Investors are growing increasingly pessimistic about the direction that the oil market is heading in, and their negative outlook is helping to drag down crude oil prices.
Hedge funds and other money managers continue to slash their bullish bets on oil futures, a trend that has led to a dramatic reshuffling in the makeup of investor positioning. For the week ending on 23 October, long-to-short bets fell to a 4:1 ratio, a sharp reduction from the nearly 26:1 makeup in July, according to the Wall Street Journal.
The liquidation of bullish bets shows a sharp reversal in market sentiment. Over the summer, sanctions on Iran combined with the temporary outage in Libya led to fears of a supply shortage, pushing investors to stake out ever-increasing volume of bullish bets on crude futures. That sentiment stalled in August as Turkey’s currency crisis exploded, and a range of other emerging markets saw their economies hit the skids.
Bullish sentiment renewed in September as Iran sanctions loomed, and the disruptions to Iran’s oil exports proved to be worse than previously expected. However, a month later, the global economy is showing some worrying signs of a slowdown, while Saudi Arabia has pledged to increase production to cover for any shortfall left over by Iran.
The latest reversal in fortunes for crude oil has led to a corresponding plunge in the net-length of investor positions.

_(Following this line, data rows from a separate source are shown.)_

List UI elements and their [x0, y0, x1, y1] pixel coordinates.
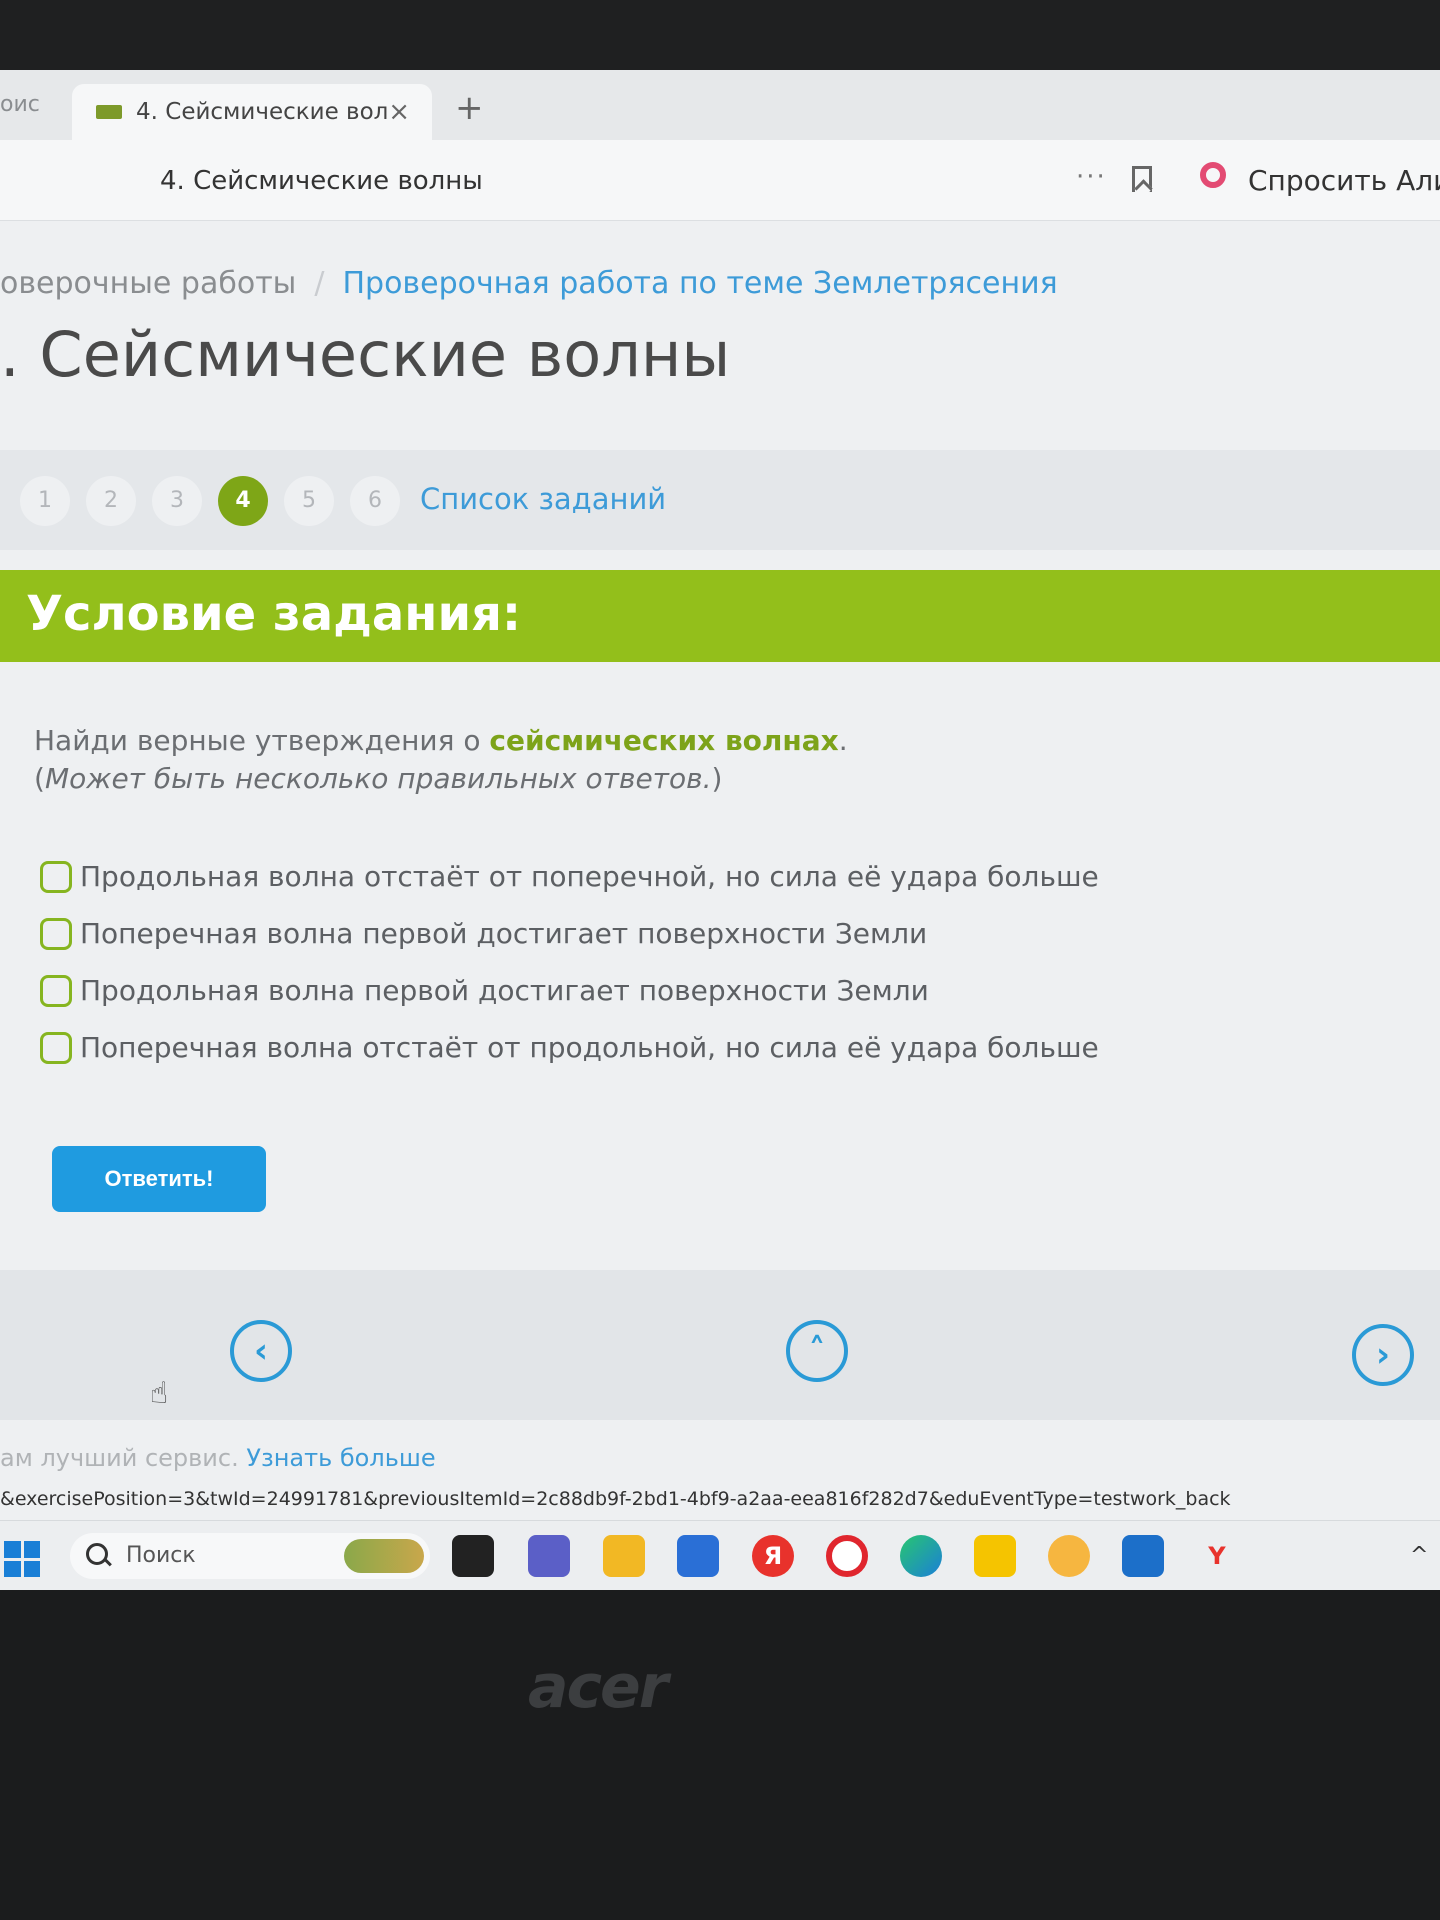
learn-more-link[interactable]: Узнать больше	[246, 1444, 435, 1472]
page-3[interactable]: 3	[152, 476, 202, 526]
answer-option[interactable]: Продольная волна первой достигает поверх…	[40, 974, 929, 1007]
laptop-bezel-top	[0, 0, 1440, 70]
prev-task-icon[interactable]: ‹	[230, 1320, 292, 1382]
tab-previous[interactable]: оис	[0, 92, 40, 117]
question-after: .	[838, 724, 848, 757]
ask-alice-button[interactable]: Спросить Алис	[1248, 164, 1440, 197]
page-title: . Сейсмические волны	[0, 318, 731, 391]
page-5[interactable]: 5	[284, 476, 334, 526]
file-explorer-icon[interactable]	[603, 1535, 645, 1577]
search-placeholder: Поиск	[126, 1543, 196, 1568]
tab-close-icon[interactable]: ×	[388, 97, 410, 127]
breadcrumb-current[interactable]: Проверочная работа по теме Землетрясения	[342, 266, 1057, 301]
acer-logo: acer	[528, 1652, 668, 1722]
tab-strip: оис 4. Сейсмические волн × +	[0, 70, 1440, 140]
ink-app-icon[interactable]	[974, 1535, 1016, 1577]
new-tab-button[interactable]: +	[455, 88, 484, 128]
next-task-icon[interactable]: ›	[1352, 1324, 1414, 1386]
question-before: Найди верные утверждения о	[34, 724, 490, 757]
task-pager: 1 2 3 4 5 6 Список заданий	[0, 450, 1440, 550]
option-label[interactable]: Поперечная волна первой достигает поверх…	[80, 917, 927, 950]
windows-start-icon[interactable]	[4, 1541, 40, 1577]
scroll-up-icon[interactable]: ˄	[786, 1320, 848, 1382]
checkbox[interactable]	[40, 974, 72, 1007]
option-label[interactable]: Продольная волна отстаёт от поперечной, …	[80, 860, 1099, 893]
question-highlight: сейсмических волнах	[489, 724, 839, 757]
page-4-active[interactable]: 4	[218, 476, 268, 526]
edge-icon[interactable]	[900, 1535, 942, 1577]
notes-app-icon[interactable]	[452, 1535, 494, 1577]
address-bar: 4. Сейсмические волны ··· Спросить Алис	[0, 140, 1440, 221]
task-list-link[interactable]: Список заданий	[420, 482, 666, 516]
opera-icon[interactable]	[826, 1535, 868, 1577]
question-note: Может быть несколько правильных ответов.	[44, 762, 712, 795]
checkbox[interactable]	[40, 917, 72, 950]
teams-icon[interactable]	[528, 1535, 570, 1577]
screen: оис 4. Сейсмические волн × + 4. Сейсмиче…	[0, 70, 1440, 1590]
note-close: )	[711, 762, 723, 795]
checkbox[interactable]	[40, 860, 72, 893]
checkbox[interactable]	[40, 1031, 72, 1064]
navigation-area: ‹ ˄ ›	[0, 1270, 1440, 1420]
outlook-icon[interactable]	[1122, 1535, 1164, 1577]
status-url: &exercisePosition=3&twId=24991781&previo…	[0, 1488, 1231, 1510]
search-highlight-image	[344, 1539, 424, 1573]
tab-title: 4. Сейсмические волн	[136, 99, 389, 125]
bookmark-icon[interactable]	[1132, 166, 1152, 192]
taskbar: Поиск Я Y ^	[0, 1520, 1440, 1590]
footer-promo: ам лучший сервис. Узнать больше	[0, 1444, 436, 1472]
yandex-browser-icon[interactable]: Я	[752, 1535, 794, 1577]
breadcrumb-separator: /	[314, 266, 325, 301]
answer-option[interactable]: Поперечная волна первой достигает поверх…	[40, 917, 927, 950]
answer-option[interactable]: Продольная волна отстаёт от поперечной, …	[40, 860, 1099, 893]
task-banner: Условие задания:	[0, 570, 1440, 662]
more-icon[interactable]: ···	[1076, 162, 1107, 192]
hand-cursor-icon: ☝	[150, 1376, 169, 1411]
question-text: Найди верные утверждения о сейсмических …	[34, 722, 848, 798]
search-icon	[86, 1543, 108, 1565]
breadcrumb: оверочные работы / Проверочная работа по т…	[0, 266, 1058, 301]
note-open: (	[34, 762, 45, 795]
store-icon[interactable]	[677, 1535, 719, 1577]
footer-text: ам лучший сервис.	[0, 1444, 247, 1472]
yandex-app-icon[interactable]: Y	[1196, 1535, 1238, 1577]
banner-title: Условие задания:	[26, 586, 522, 642]
page-1[interactable]: 1	[20, 476, 70, 526]
submit-button[interactable]: Ответить!	[52, 1146, 266, 1212]
option-label[interactable]: Продольная волна первой достигает поверх…	[80, 974, 929, 1007]
chevron-up-icon[interactable]: ^	[1410, 1543, 1428, 1568]
address-page-title[interactable]: 4. Сейсмические волны	[160, 166, 483, 196]
tab-favicon-icon	[96, 105, 122, 119]
taskbar-search[interactable]: Поиск	[70, 1533, 430, 1579]
page-2[interactable]: 2	[86, 476, 136, 526]
tab-active[interactable]: 4. Сейсмические волн ×	[72, 84, 432, 140]
alice-icon[interactable]	[1200, 162, 1226, 188]
breadcrumb-parent[interactable]: оверочные работы	[0, 266, 296, 301]
page-6[interactable]: 6	[350, 476, 400, 526]
option-label[interactable]: Поперечная волна отстаёт от продольной, …	[80, 1031, 1099, 1064]
answer-option[interactable]: Поперечная волна отстаёт от продольной, …	[40, 1031, 1099, 1064]
music-app-icon[interactable]	[1048, 1535, 1090, 1577]
laptop-bezel-bottom: acer	[0, 1590, 1440, 1920]
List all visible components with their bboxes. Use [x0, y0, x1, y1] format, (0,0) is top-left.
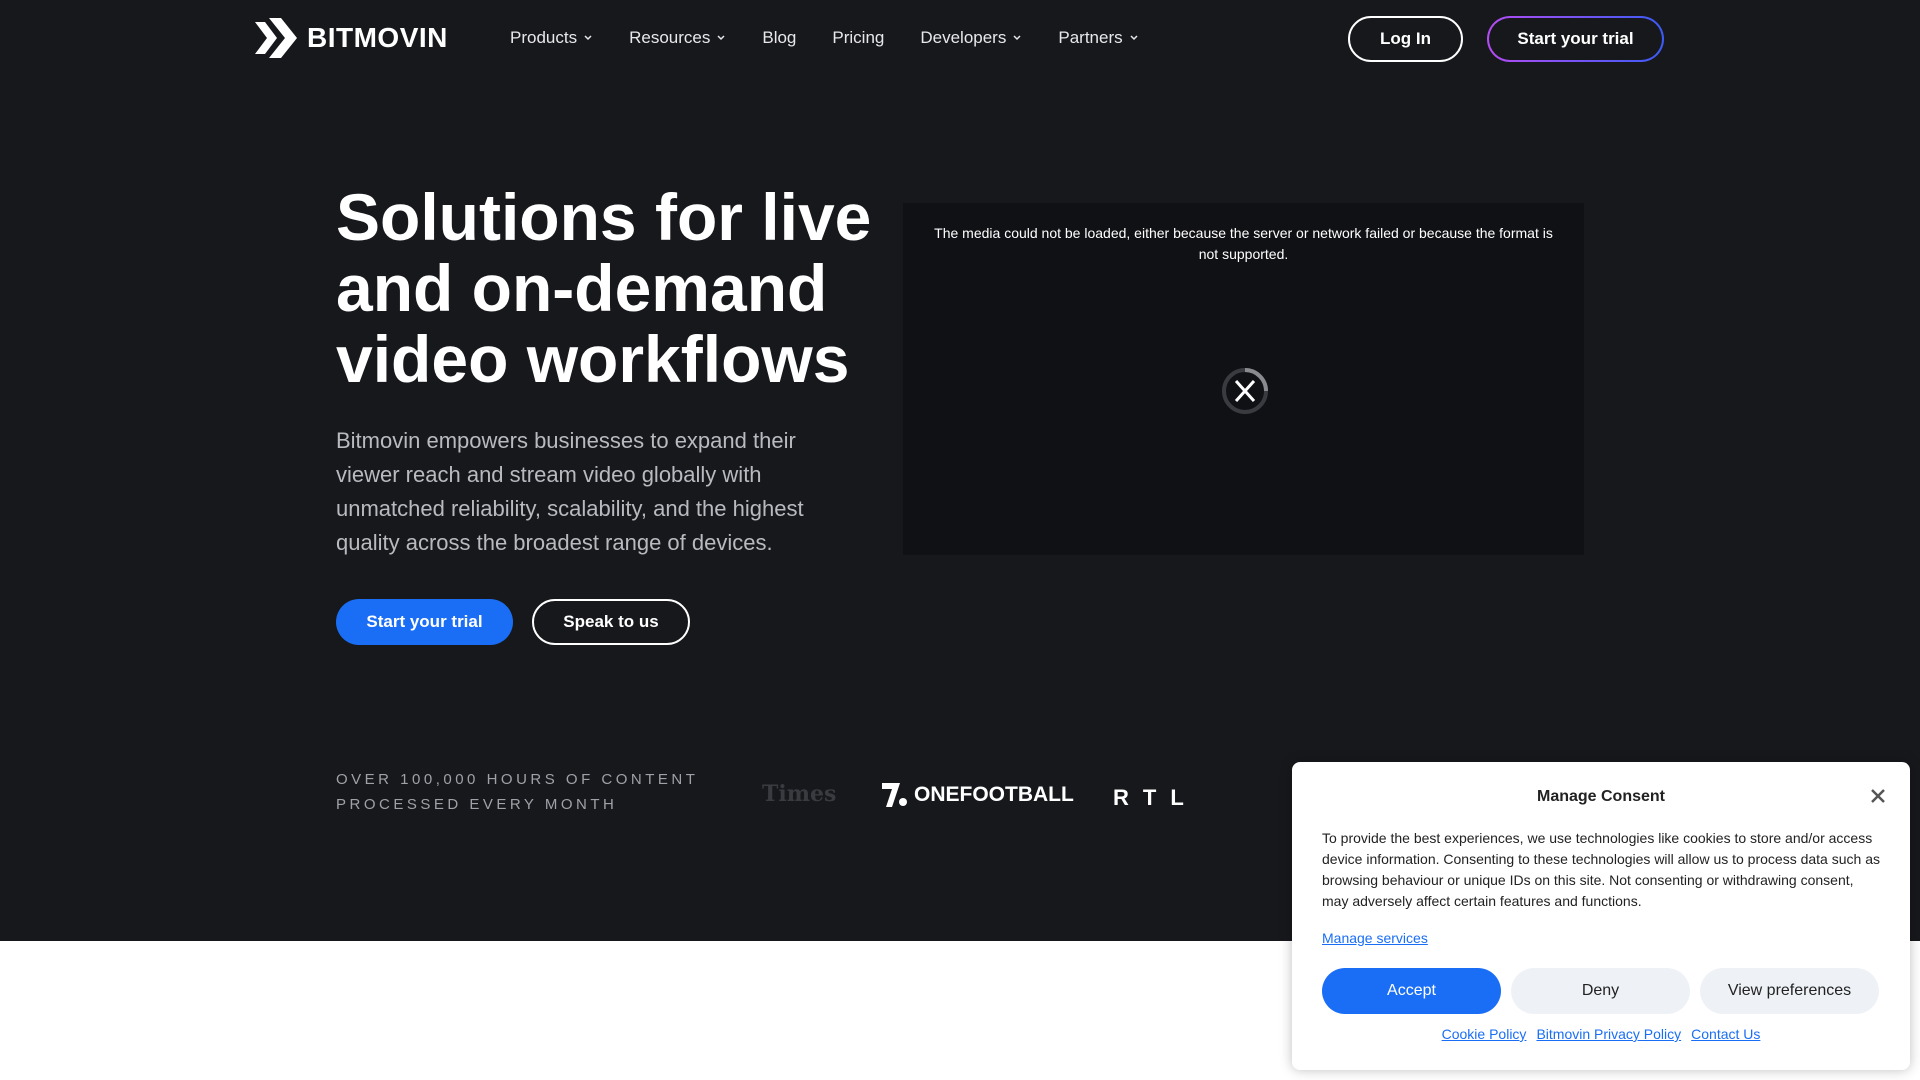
- bitmovin-logo-icon: [255, 18, 297, 58]
- contact-us-link[interactable]: Contact Us: [1691, 1026, 1760, 1042]
- cookie-policy-link[interactable]: Cookie Policy: [1442, 1026, 1527, 1042]
- stat-line-2: PROCESSED EVERY MONTH: [336, 796, 618, 813]
- consent-body: To provide the best experiences, we use …: [1322, 830, 1880, 909]
- times-logo: Times: [762, 781, 837, 807]
- consent-links: Cookie Policy Bitmovin Privacy Policy Co…: [1292, 1026, 1910, 1042]
- onefootball-mark-icon: [882, 783, 907, 807]
- start-trial-button[interactable]: Start your trial: [336, 599, 513, 645]
- stat-line-1: OVER 100,000 HOURS OF CONTENT: [336, 771, 699, 788]
- rtl-logo: RTL: [1113, 785, 1198, 810]
- brand-name: BITMOVIN: [307, 22, 448, 53]
- nav-partners[interactable]: Partners: [1058, 28, 1138, 48]
- nav-resources-label: Resources: [629, 28, 711, 47]
- consent-dialog: Manage Consent To provide the best exper…: [1292, 762, 1910, 1070]
- onefootball-wordmark: ONEFOOTBALL: [914, 783, 1074, 806]
- accept-button[interactable]: Accept: [1322, 968, 1501, 1014]
- error-x-icon: [1222, 368, 1268, 414]
- chevron-down-icon: [1130, 35, 1138, 41]
- chevron-down-icon: [717, 35, 725, 41]
- close-icon[interactable]: [1868, 786, 1888, 806]
- chevron-down-icon: [584, 35, 592, 41]
- content-stat: OVER 100,000 HOURS OF CONTENT PROCESSED …: [336, 767, 698, 817]
- bitmovin-logo[interactable]: BITMOVIN: [255, 18, 448, 58]
- video-player[interactable]: The media could not be loaded, either be…: [903, 203, 1584, 555]
- nav-blog[interactable]: Blog: [762, 28, 796, 48]
- onefootball-logo: ONEFOOTBALL: [882, 783, 1074, 807]
- chevron-down-icon: [1013, 35, 1021, 41]
- start-trial-header-button[interactable]: Start your trial: [1487, 16, 1664, 62]
- manage-services-link[interactable]: Manage services: [1322, 930, 1428, 946]
- nav-partners-label: Partners: [1058, 28, 1123, 47]
- speak-to-us-button[interactable]: Speak to us: [532, 599, 690, 645]
- video-error-message: The media could not be loaded, either be…: [934, 225, 1553, 262]
- nav-developers[interactable]: Developers: [920, 28, 1022, 48]
- privacy-policy-link[interactable]: Bitmovin Privacy Policy: [1536, 1026, 1681, 1042]
- view-preferences-button[interactable]: View preferences: [1700, 968, 1879, 1014]
- nav-blog-label: Blog: [762, 28, 797, 47]
- nav-resources[interactable]: Resources: [629, 28, 726, 48]
- nav-products[interactable]: Products: [510, 28, 593, 48]
- hero-description: Bitmovin empowers businesses to expand t…: [336, 428, 804, 555]
- nav-products-label: Products: [510, 28, 578, 47]
- nav-developers-label: Developers: [920, 28, 1007, 47]
- login-button[interactable]: Log In: [1348, 16, 1463, 62]
- nav-pricing[interactable]: Pricing: [832, 28, 884, 48]
- main-nav: Products Resources Blog Pricing Develope…: [510, 28, 1175, 48]
- hero-title: Solutions for live and on-demand video w…: [336, 180, 872, 396]
- deny-button[interactable]: Deny: [1511, 968, 1690, 1014]
- consent-title: Manage Consent: [1536, 788, 1665, 805]
- nav-pricing-label: Pricing: [832, 28, 885, 47]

Meanwhile, the futures curve has also taken on a more bearish tinge. A month ago, the WTI futures curve was in a state of strong backwardation, a structure in which near-term contracts trade at a premium to longer-dated futures. Backwardation is associated with a tighter oil market, as investors slap a premium on oil delivered in the near-term.
The curve has suddenly flipped into contango – front-month contracts are trading at a discount to crude deliveries for next year – a sign that the markets are concerned about oversupply.
“Some market observers thought at the beginning of October that the price would climb to $100, begging the question of what has changed so fundamentally in the past three to four weeks. What has changed above all is market sentiment, as evidenced by the massive withdrawal of speculative financial investors,” Commerzbank said in a note.
There are concerns about the physical market as well. Vitol Group, the world’s largest oil trader, revised down its demand forecast on Tuesday for both this year and next. Instead of expanding by 1.7 million barrels per day in 2018, Vitol now sees global oil demand rising by only 1.3 million barrels a day (mb/d), a dramatic revision. Also, demand growth for 2019 could be only 1.3 mb/d, down from 1.5 mb/d previously.
“We have never been hyper-bullish. We have always had an expectation that high prices would dent demand,” Vitol CEO Russell Hardy said told Reuters. “Crude markets are not that tight in the immediate term ... and a fair price of oil going into next year is probably closer to the $70 or $65 per barrel mark than the $85-$90 area that some people are talking about.”
The U.S.-China trade war is an old story by now, but the effects of the standoff are only now becoming visible. For instance, Cummins Inc., a maker of engines used in heavy-duty trucks, said this week that the trade war will cost the company $250 million in 2019. China’s car sales are slumping as well.
Unless the two sides resolve their differences, the situation could only get worse. President Trump and Chinese President Xi Jingping are set to meet at the G20 summit in Buenos Aires in late November, where there is some chance that the two leaders reach a breakthrough. However, the Trump administration could move forward with tariffs on an additional $257 billion in Chinese goods if the talks fail, according to Bloomberg. Separately, the 10% U.S. tariff on the earlier tranche of $200 billion worth of Chinese imports is already scheduled to balloon to 25% at the start of 2019.
“There are fears that China is about to become embroiled in a trade war with the US, which could push China into the biggest slowdown since the financial crisis and cripple oil demand,” Neil Beveridge, an analyst at Sanford C. Bernstein, told Bloomberg.
Oil prices have declined by more than 10% in the past month. The liquidation of bullish bets by major investors likely magnified the selloff. The next steps are unclear. To some extent, the reduction in bullish positions lets steam out of the market, giving more room for another rally, should market metrics tighten again. However, for now, investors are no longer confident that prices will move higher from here.